- Born: March 4, 1861
- Died: March 20, 1925 (aged 64)
- Education: Bedford College, London Newnham College, University of Cambridge
- Occupation: Mathematician
- Known for: First Wrangler of Newnham

= Mary Rickett =

British mathematician (1861–1925)

Mary Ellen Rickett (4 March 1861 – 20 March 1925) was a British mathematician who lectured in mathematics at Newnham College, University of Cambridge for more than twenty years. She was also the Vice-Principal of Old Hall from 1895 until her death in 1925. She was the first woman to win Bedford College's Gold Medal when she graduated with her bachelor's degree, and the first Wrangler of Newnham College.

== Life ==
Rickett was born on 4 March 1861. She was educated by private tutors, and then at a private school in Brighton, and at Priory School in Dover. Rickett earned a bachelor's degree in French and German from Bedford College, London, part of the University of London, in 1881, and was the first woman to win the gold medal of the University of London.

She studied at Newnham College beginning in 1882, and took both the Classical Tripos in 1884 and the Mathematical Tripos in 1885 and 1886. In the Mathematical Tripos, her score was next after the 24th Wrangler (and before the 25th Wrangler), making her the first Wrangler of Newnham.

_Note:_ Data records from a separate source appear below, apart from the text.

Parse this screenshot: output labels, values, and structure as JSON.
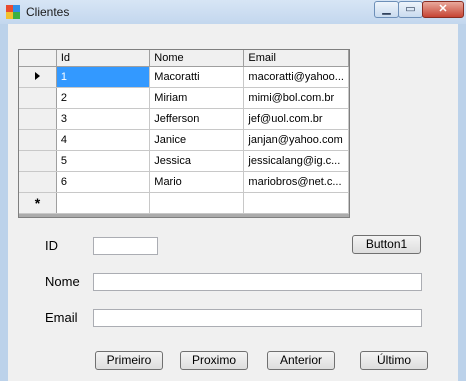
{
  "window": {
    "title": "Clientes",
    "minimize": "▁",
    "maximize": "▭",
    "close": "✕"
  },
  "grid": {
    "columns": [
      "Id",
      "Nome",
      "Email"
    ],
    "rows": [
      [
        "1",
        "Macoratti",
        "macoratti@yahoo..."
      ],
      [
        "2",
        "Miriam",
        "mimi@bol.com.br"
      ],
      [
        "3",
        "Jefferson",
        "jef@uol.com.br"
      ],
      [
        "4",
        "Janice",
        "janjan@yahoo.com"
      ],
      [
        "5",
        "Jessica",
        "jessicalang@ig.c..."
      ],
      [
        "6",
        "Mario",
        "mariobros@net.c..."
      ]
    ],
    "new_row_marker": "*"
  },
  "form": {
    "id_label": "ID",
    "nome_label": "Nome",
    "email_label": "Email",
    "id_value": "",
    "nome_value": "",
    "email_value": "",
    "button1": "Button1"
  },
  "nav": {
    "primeiro": "Primeiro",
    "proximo": "Proximo",
    "anterior": "Anterior",
    "ultimo": "Último"
  }
}
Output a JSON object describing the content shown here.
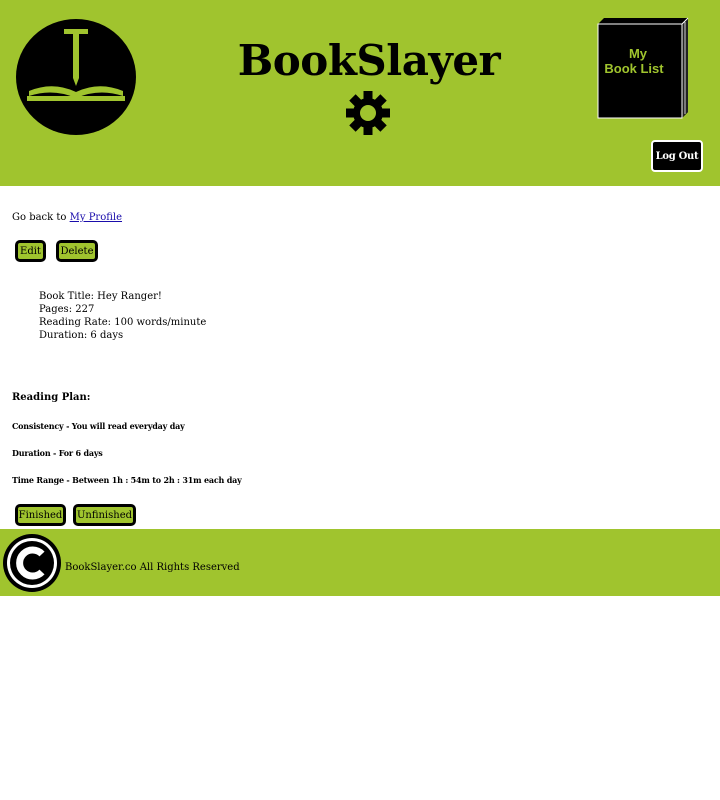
{
  "header": {
    "brand": "BookSlayer",
    "book_list_label_line1": "My",
    "book_list_label_line2": "Book List",
    "logout_label": "Log Out"
  },
  "main": {
    "back_prefix": "Go back to",
    "back_link": "My Profile",
    "edit_label": "Edit",
    "delete_label": "Delete",
    "book": {
      "title": "Book Title: Hey Ranger!",
      "pages": "Pages: 227",
      "rate": "Reading Rate: 100 words/minute",
      "duration": "Duration: 6 days"
    },
    "plan": {
      "heading": "Reading Plan:",
      "consistency": "Consistency - You will read everyday day",
      "duration": "Duration - For 6 days",
      "time_range": "Time Range - Between 1h : 54m to 2h : 31m each day"
    },
    "finished_label": "Finished",
    "unfinished_label": "Unfinished"
  },
  "footer": {
    "text": "BookSlayer.co All Rights Reserved"
  },
  "colors": {
    "brand_green": "#a0c42e",
    "book_text_green": "#a0c42e",
    "dark": "#000000"
  }
}
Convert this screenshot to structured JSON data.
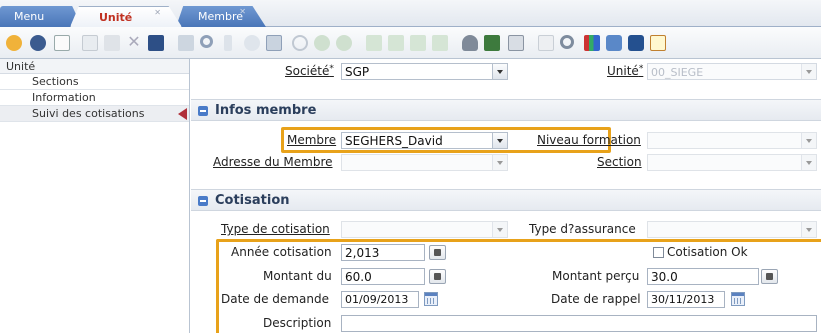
{
  "tabs": [
    {
      "label": "Menu",
      "closable": false
    },
    {
      "label": "Unité",
      "closable": true,
      "active": true
    },
    {
      "label": "Membre",
      "closable": true
    }
  ],
  "toolbar": {
    "icons": [
      "back-icon",
      "help-icon",
      "new-icon",
      "copy-icon",
      "delete-icon",
      "cancel-icon",
      "save-icon",
      "preview-icon",
      "search-icon",
      "attach-icon",
      "chat-icon",
      "grid-icon",
      "refresh-icon",
      "prev-icon",
      "next-icon",
      "first-icon",
      "up-icon",
      "down-icon",
      "last-icon",
      "archive-icon",
      "report-icon",
      "print-icon",
      "zoom-icon",
      "zoom-page-icon",
      "export-icon",
      "tool-icon",
      "stop-icon",
      "edit-icon"
    ]
  },
  "leftnav": {
    "header": "Unité",
    "items": [
      "Sections",
      "Information",
      "Suivi des cotisations"
    ]
  },
  "form": {
    "societe_label": "Société",
    "societe_value": "SGP",
    "unite_label": "Unité",
    "unite_value": "00_SIEGE",
    "required_mark": "*",
    "infos_title": "Infos membre",
    "membre_label": "Membre",
    "membre_value": "SEGHERS_David",
    "niveau_label": "Niveau formation",
    "adresse_label": "Adresse du Membre",
    "section_label": "Section",
    "cotisation_title": "Cotisation",
    "type_cot_label": "Type de cotisation",
    "type_ass_label": "Type d?assurance",
    "annee_label": "Année cotisation",
    "annee_value": "2,013",
    "cot_ok_label": "Cotisation Ok",
    "montant_du_label": "Montant du",
    "montant_du_value": "60.0",
    "montant_percu_label": "Montant perçu",
    "montant_percu_value": "30.0",
    "date_demande_label": "Date de demande",
    "date_demande_value": "01/09/2013",
    "date_rappel_label": "Date de rappel",
    "date_rappel_value": "30/11/2013",
    "description_label": "Description",
    "description_value": ""
  },
  "colors": {
    "highlight": "#e8a21a",
    "tab_blue": "#4a76b8",
    "active_tab_text": "#c03020",
    "section_icon": "#4a7bc8"
  }
}
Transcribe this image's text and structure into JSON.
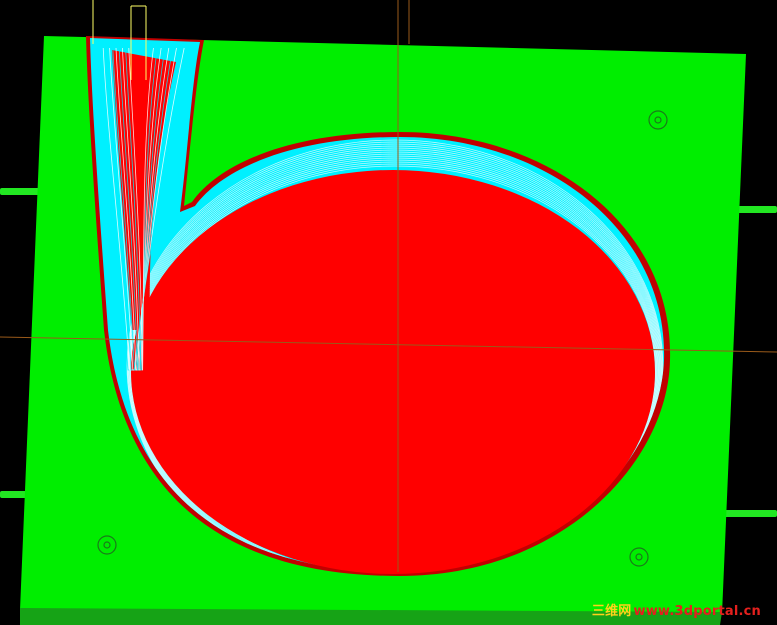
{
  "viewport": {
    "background_color": "#000000",
    "plate_color": "#00ee00",
    "plate_edge_color": "#16a316",
    "pin_color": "#22e722",
    "cavity_color": "#ff0000",
    "cavity_rim_color": "#c10000",
    "toolpath_color": "#00f0ff",
    "toolpath_line_color": "#ffffff",
    "crosshair_color": "#9a5a1a",
    "tube_color": "#ffff66",
    "hole_icon": "mounting-hole-icon"
  },
  "watermark": {
    "site_name": "三维网",
    "url": "www.3dportal.cn"
  }
}
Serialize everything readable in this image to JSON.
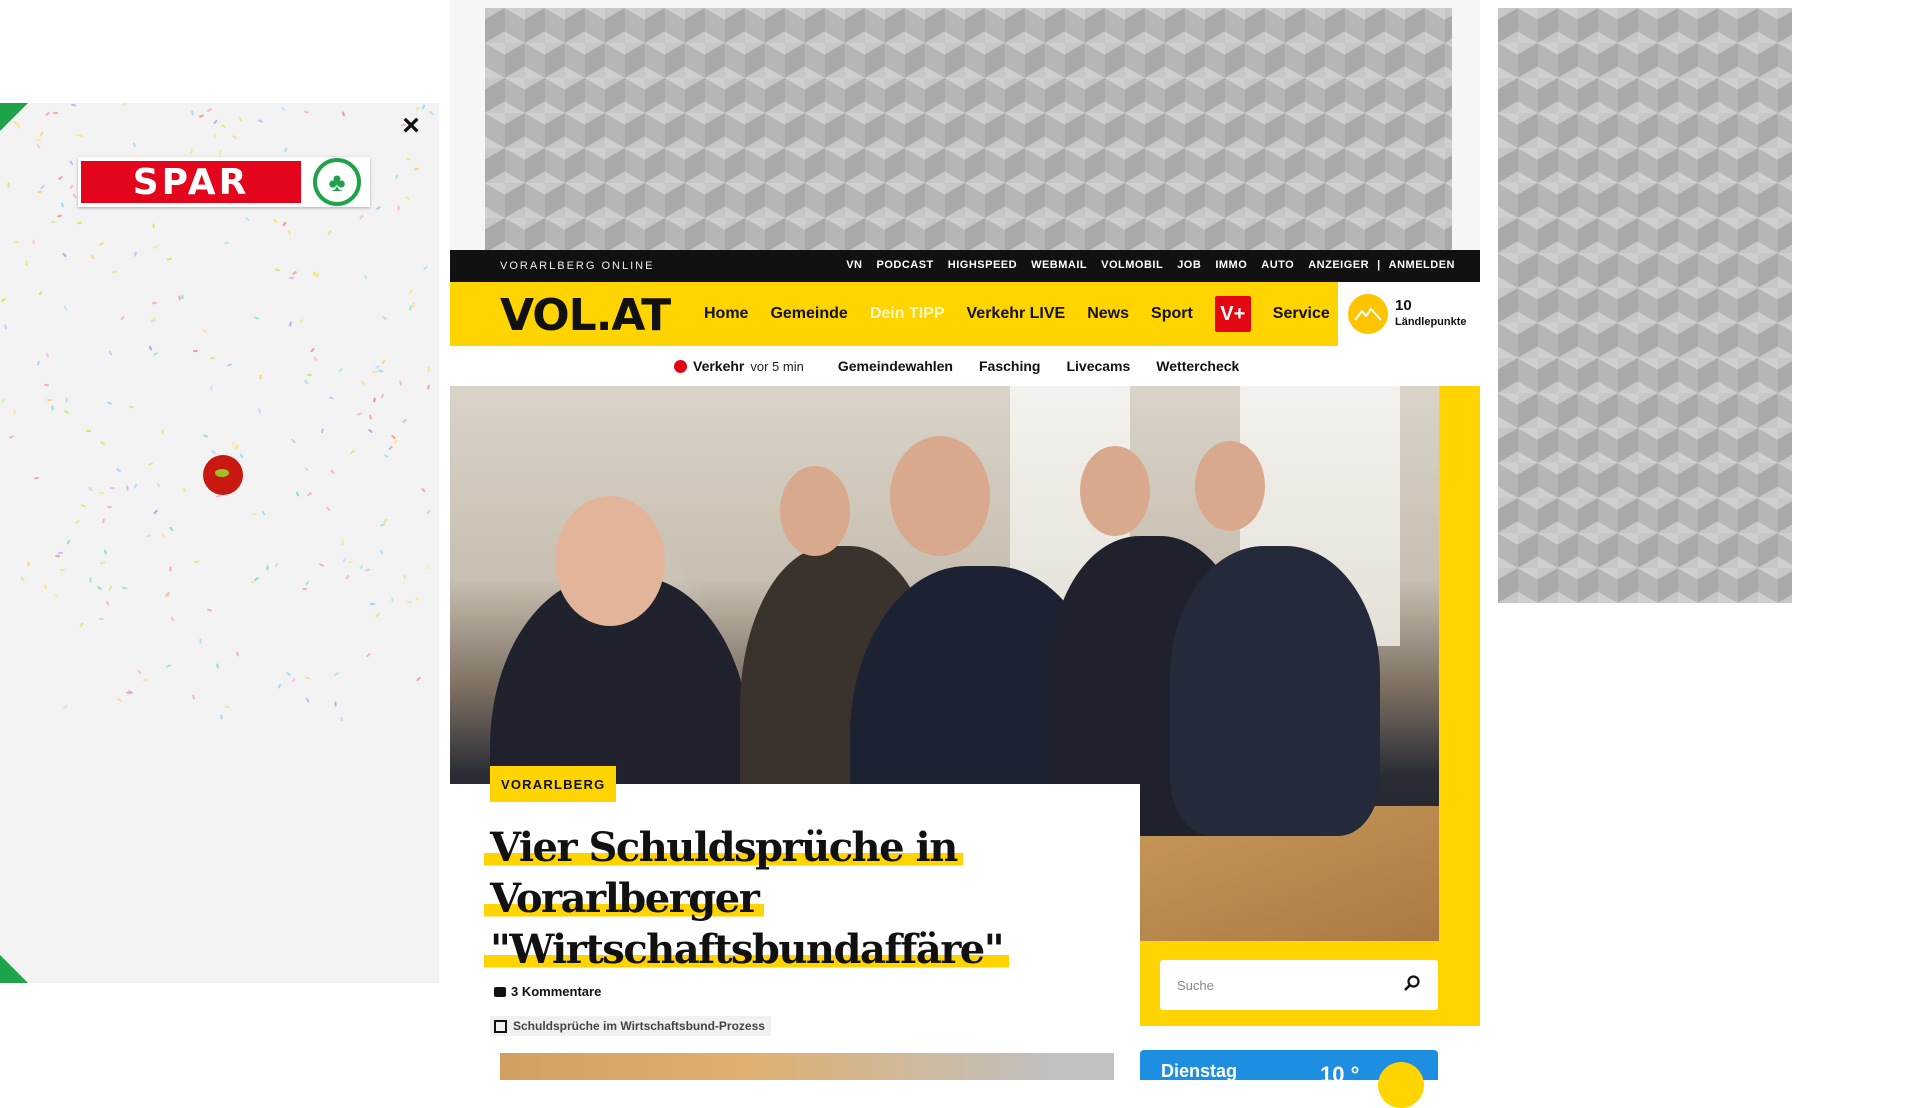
{
  "spar": {
    "brand": "SPAR",
    "close": "×",
    "colors": {
      "red": "#e3051b",
      "green": "#1ea34a"
    }
  },
  "topbar": {
    "brand": "VORARLBERG ONLINE",
    "links": [
      "VN",
      "PODCAST",
      "HIGHSPEED",
      "WEBMAIL",
      "VOLMOBIL",
      "JOB",
      "IMMO",
      "AUTO",
      "ANZEIGER"
    ],
    "separator": "|",
    "login": "ANMELDEN"
  },
  "nav": {
    "logo": "VOL.AT",
    "items": [
      "Home",
      "Gemeinde",
      "Dein TIPP",
      "Verkehr LIVE",
      "News",
      "Sport"
    ],
    "vplus": "V+",
    "service": "Service",
    "points_value": "10",
    "points_label": "Ländlepunkte",
    "colors": {
      "accent": "#ffd400",
      "vplus": "#e30613"
    }
  },
  "subnav": {
    "live_label": "Verkehr",
    "live_time": "vor 5 min",
    "links": [
      "Gemeindewahlen",
      "Fasching",
      "Livecams",
      "Wettercheck"
    ]
  },
  "article": {
    "category": "VORARLBERG",
    "headline_lines": [
      "Vier Schuldsprüche in",
      "Vorarlberger",
      "\"Wirtschaftsbundaffäre\""
    ],
    "comments": "3 Kommentare",
    "related": "Schuldsprüche im Wirtschaftsbund-Prozess"
  },
  "search": {
    "placeholder": "Suche"
  },
  "weather": {
    "day": "Dienstag",
    "temp": "10 °"
  }
}
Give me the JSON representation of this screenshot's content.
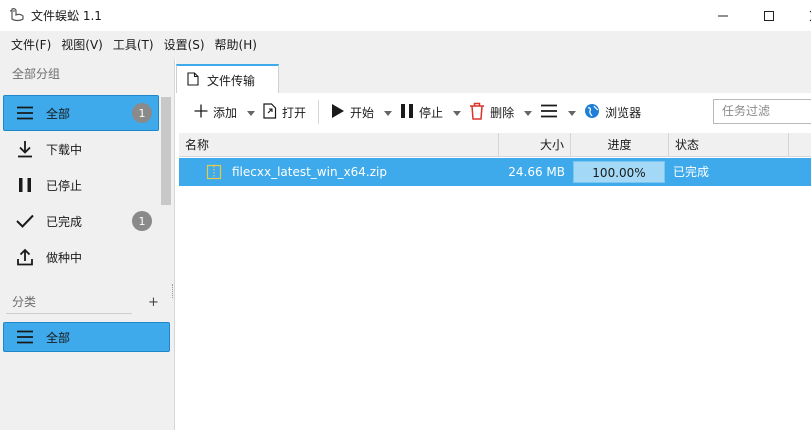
{
  "window": {
    "title": "文件蜈蚣 1.1"
  },
  "menu": [
    "文件(F)",
    "视图(V)",
    "工具(T)",
    "设置(S)",
    "帮助(H)"
  ],
  "sidebar": {
    "group_label": "全部分组",
    "items": [
      {
        "label": "全部",
        "icon": "list-icon",
        "badge": "1",
        "active": true
      },
      {
        "label": "下载中",
        "icon": "download-icon",
        "badge": "",
        "active": false
      },
      {
        "label": "已停止",
        "icon": "pause-icon",
        "badge": "",
        "active": false
      },
      {
        "label": "已完成",
        "icon": "check-icon",
        "badge": "1",
        "active": false
      },
      {
        "label": "做种中",
        "icon": "upload-icon",
        "badge": "",
        "active": false
      }
    ],
    "category_label": "分类",
    "category_add": "+",
    "categories": [
      {
        "label": "全部",
        "icon": "list-icon",
        "active": true
      }
    ]
  },
  "tabs": [
    {
      "label": "文件传输",
      "icon": "document-icon"
    }
  ],
  "toolbar": {
    "add": "添加",
    "open": "打开",
    "start": "开始",
    "stop": "停止",
    "delete": "删除",
    "browser": "浏览器",
    "filter_placeholder": "任务过滤"
  },
  "table": {
    "columns": [
      "名称",
      "大小",
      "进度",
      "状态"
    ],
    "rows": [
      {
        "name": "filecxx_latest_win_x64.zip",
        "size": "24.66 MB",
        "progress": "100.00%",
        "status": "已完成"
      }
    ]
  },
  "colors": {
    "accent": "#3eaaeb",
    "progress_fill": "#a3d9f6",
    "badge": "#8a8a8a",
    "delete_red": "#d9342b",
    "globe_blue": "#1f7fd6"
  }
}
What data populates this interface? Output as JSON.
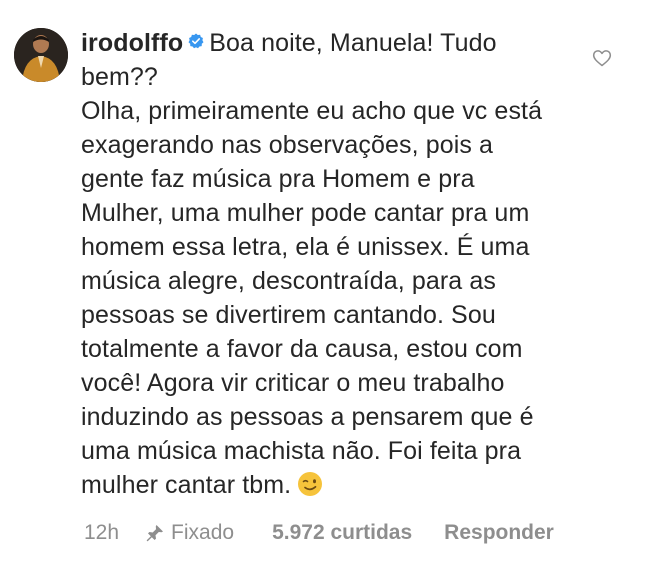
{
  "comment": {
    "username": "irodolffo",
    "verified_icon": "verified-badge-icon",
    "greeting": "Boa noite, Manuela! Tudo bem??",
    "body": "Olha, primeiramente eu acho que vc está exagerando nas observações, pois a gente faz música pra Homem e pra Mulher, uma mulher pode cantar pra um homem essa letra, ela é unissex. É uma música alegre, descontraída, para as pessoas se divertirem cantando. Sou totalmente a favor da causa, estou com você! Agora vir criticar o meu trabalho induzindo as pessoas a pensarem que é uma música machista não. Foi feita pra mulher cantar tbm.",
    "emoji": "winking-face-emoji",
    "like_icon": "heart-outline-icon"
  },
  "meta": {
    "time": "12h",
    "pin_icon": "pin-icon",
    "pinned_label": "Fixado",
    "likes": "5.972 curtidas",
    "reply_label": "Responder"
  },
  "colors": {
    "text": "#262626",
    "secondary": "#8e8e8e",
    "verified": "#3897f0",
    "background": "#ffffff"
  }
}
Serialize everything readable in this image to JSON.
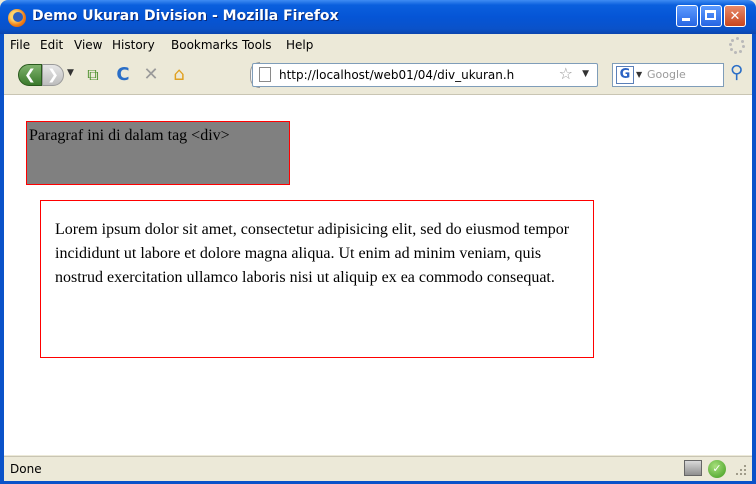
{
  "window": {
    "title": "Demo Ukuran Division - Mozilla Firefox"
  },
  "menu": {
    "items": [
      "File",
      "Edit",
      "View",
      "History",
      "Bookmarks",
      "Tools",
      "Help"
    ]
  },
  "navbar": {
    "url": "http://localhost/web01/04/div_ukuran.h",
    "search_placeholder": "Google",
    "search_engine_letter": "G"
  },
  "content": {
    "div1_text": "Paragraf ini di dalam tag <div>",
    "div2_text": "Lorem ipsum dolor sit amet, consectetur adipisicing elit, sed do eiusmod tempor incididunt ut labore et dolore magna aliqua. Ut enim ad minim veniam, quis nostrud exercitation ullamco laboris nisi ut aliquip ex ea commodo consequat."
  },
  "status": {
    "text": "Done"
  },
  "colors": {
    "titlebar": "#0555d6",
    "div_background": "#808080",
    "div_border": "#ff0000"
  }
}
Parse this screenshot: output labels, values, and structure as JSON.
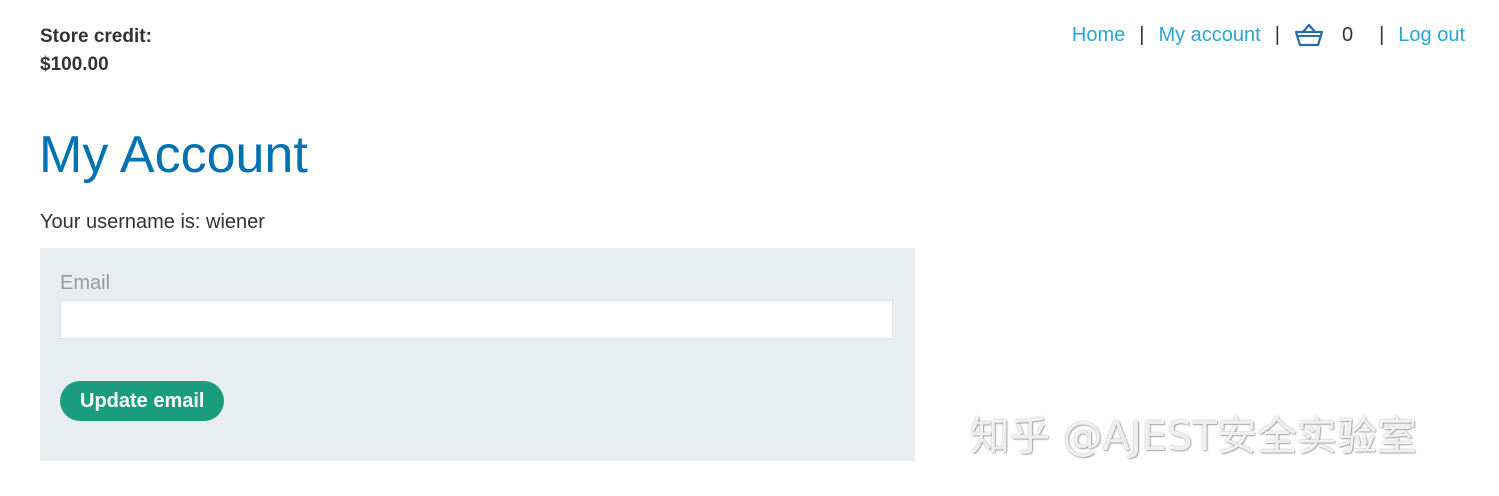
{
  "store_credit": {
    "label": "Store credit:",
    "amount": "$100.00"
  },
  "nav": {
    "home": "Home",
    "separator": "|",
    "my_account": "My account",
    "cart_icon": "basket-icon",
    "cart_count": "0",
    "log_out": "Log out"
  },
  "main": {
    "title": "My Account",
    "username_line": "Your username is: wiener"
  },
  "form": {
    "email_label": "Email",
    "email_value": "",
    "update_button": "Update email"
  },
  "watermark": "知乎 @AJEST安全实验室",
  "colors": {
    "link": "#29a5d8",
    "title": "#0071b3",
    "button": "#1a9c7e",
    "panel": "#e8eef0"
  }
}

In 1893, she was elected one of the first thirty associates of the college.

She became a lecturer in mathematics at Newnham College in 1886, associate of the college in 1893, acting vice-principal of Old Hall in 1889, and permanent vice-principal in 1895. Rickett was regarded as an "especially successful teacher", whose approach was "precise and clear". In Newnham, she coached Philippa Fawcett to become the first woman to get the highest score on the Mathematical Tripos, 1890. Rickett retired in 1908, and died on 20 March 1925, aged 64.